Images from Fayetteville’s past

By Richard Davis

TFW Staff Writer

Want to go really old school Fayetteville? How about a collection of photographs with descriptions of scenes from the city beginning in the late 1800s.

Local authors Charles Y. Alison and Ellen K. Compton have put together more than 200 photographs for the book “Fayetteville” as part of Arcadia Publishing’s “Images of America” series. The historical traipse through Fayetteville’s past was assembled on behalf of the Washington County Historical Society. The images were picked from some of the Society’s less familiar images that reside in collections at the Shiloh Museum of Ozark History in Springdale and the University of Arkansas Libraries Department of Special Collections.

The book features some fascinating scenes.
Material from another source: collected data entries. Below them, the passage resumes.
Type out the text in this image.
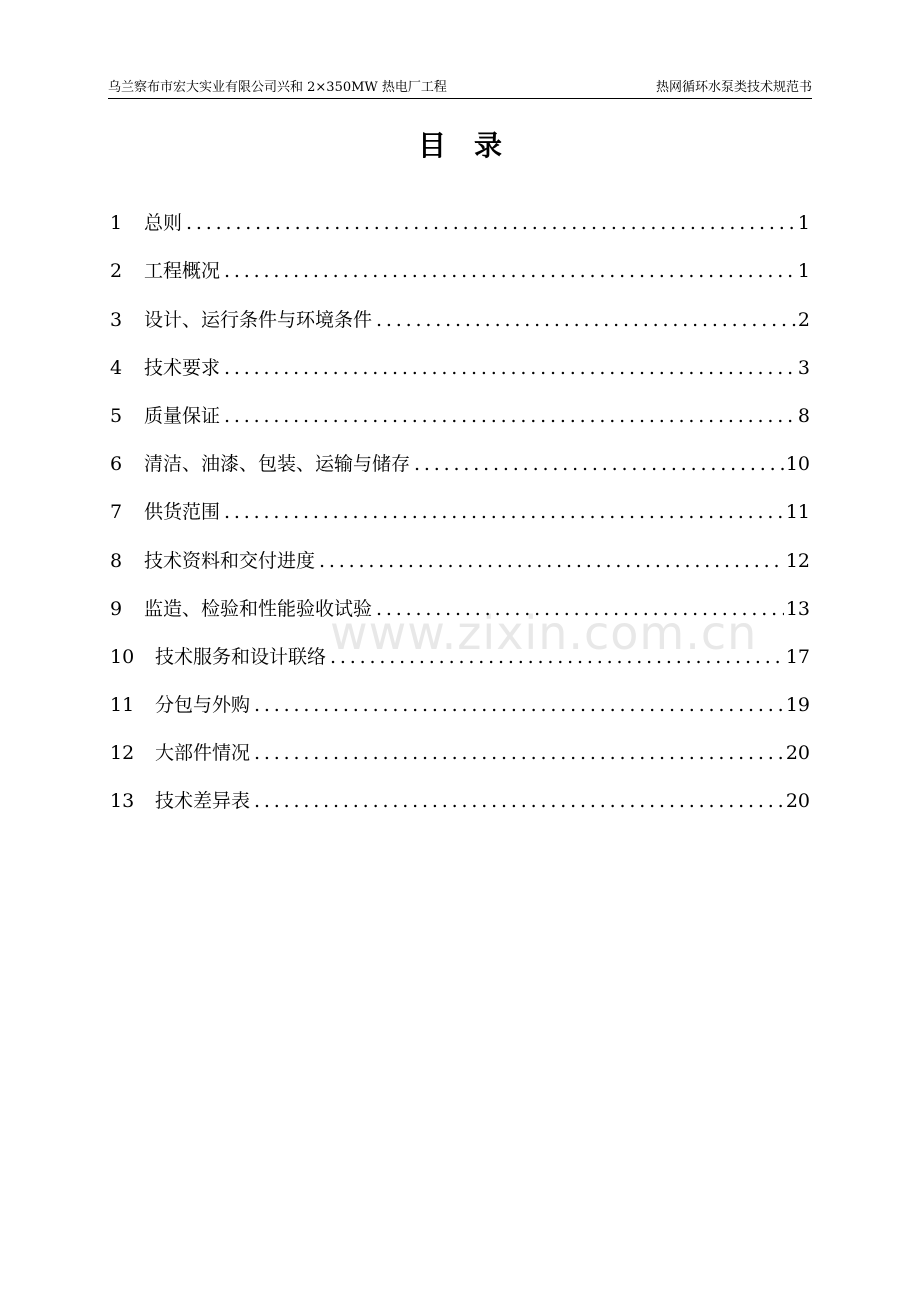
乌兰察布市宏大实业有限公司兴和 2×350MW 热电厂工程	热网循环水泵类技术规范书
目　录
www.zixin.com.cn
1	总则 . . .	1
2	工程概况 . . .	1
3	设计、运行条件与环境条件 . . .	2
4	技术要求 . . .	3
5	质量保证 . . .	8
6	清洁、油漆、包装、运输与储存 . . .	10
7	供货范围 . . .	11
8	技术资料和交付进度 . . .	12
9	监造、检验和性能验收试验 . . .	13
10	技术服务和设计联络 . . .	17
11	分包与外购 . . .	19
12	大部件情况 . . .	20
13	技术差异表 . . .	20
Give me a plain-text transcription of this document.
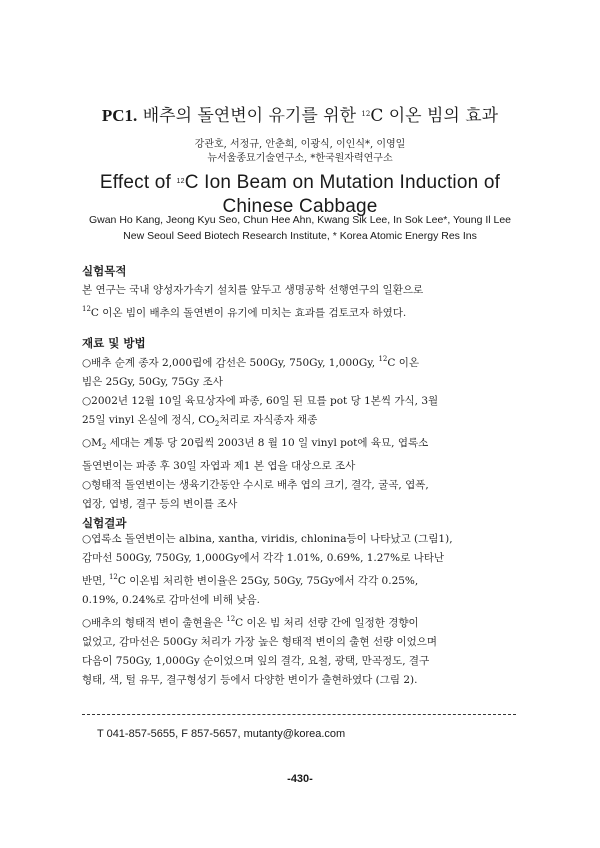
PC1. 배추의 돌연변이 유기를 위한 $^{12}$C 이온 빔의 효과
강관호, 서정규, 안춘희, 이광식, 이인식*, 이영일
뉴서울종묘기술연구소, *한국원자력연구소
Effect of $^{12}$C Ion Beam on Mutation Induction of
Chinese Cabbage
Gwan Ho Kang, Jeong Kyu Seo, Chun Hee Ahn, Kwang Sik Lee, In Sok Lee*, Young Il Lee
New Seoul Seed Biotech Research Institute, * Korea Atomic Energy Res Ins
실험목적
본 연구는 국내 양성자가속기 설치를 앞두고 생명공학 선행연구의 일환으로
$^{12}$C 이온 빔이 배추의 돌연변이 유기에 미치는 효과를 검토코자 하였다.
재료 및 방법
○배추 순계 종자 2,000립에 감선은 500Gy, 750Gy, 1,000Gy, $^{12}$C 이온
빔은 25Gy, 50Gy, 75Gy 조사
○2002년 12월 10일 육묘상자에 파종, 60일 된 묘를 pot 당 1본씩 가식, 3월
25일 vinyl 온실에 정식, $CO_2$처리로 자식종자 채종
$○M_2$ 세대는 계통 당 20립씩 2003년 8 월 10 일 vinyl pot에 육묘, 엽록소
돌연변이는 파종 후 30일 자엽과 제1 본 엽을 대상으로 조사
○형태적 돌연변이는 생육기간동안 수시로 배추 엽의 크기, 결각, 굴곡, 엽폭,
엽장, 엽병, 결구 등의 변이를 조사
실험결과
○엽록소 돌연변이는 albina, xantha, viridis, chlonina등이 나타났고 (그림1),
감마선 500Gy, 750Gy, 1,000Gy에서 각각 1.01%, 0.69%, 1.27%로 나타난
반면, $^{12}$C 이온빔 처리한 변이율은 25Gy, 50Gy, 75Gy에서 각각 0.25%,
0.19%, 0.24%로 감마선에 비해 낮음.
○배추의 형태적 변이 출현율은 $^{12}$C 이온 빔 처리 선량 간에 일정한 경향이
없었고, 감마선은 500Gy 처리가 가장 높은 형태적 변이의 출현 선량 이었으며
다음이 750Gy, 1,000Gy 순이었으며 잎의 결각, 요철, 광택, 만곡정도, 결구
형태, 색, 털 유무, 결구형성기 등에서 다양한 변이가 출현하였다 (그림 2).
T 041-857-5655, F 857-5657, mutanty@korea.com
-430-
One photograph shows Roberta Waugh Fulbright, then publisher of the Northwest Arkansas Times, around 1943 along with her son, yet-to-be-senator James William Fulbright. Above that photograph is the image of an elderly woman near a fireplace accompanied by an interesting tale:

“Annie Caughey lived for many years in the Buckner community on the east side of Fayetteville before moving, late in life, to East Davidson Street. On one of her buggy rides between Buckner and downtown Fayetteville, two men tried to hold her up during her evening return. She grabbed the whip, lashed them both across the face and whipped the horses away to safety.”

The book will officially go on sale at area book shops and at arcadiapublishing.com beginning Monday, July 18. The 128-page book retails for $21.99.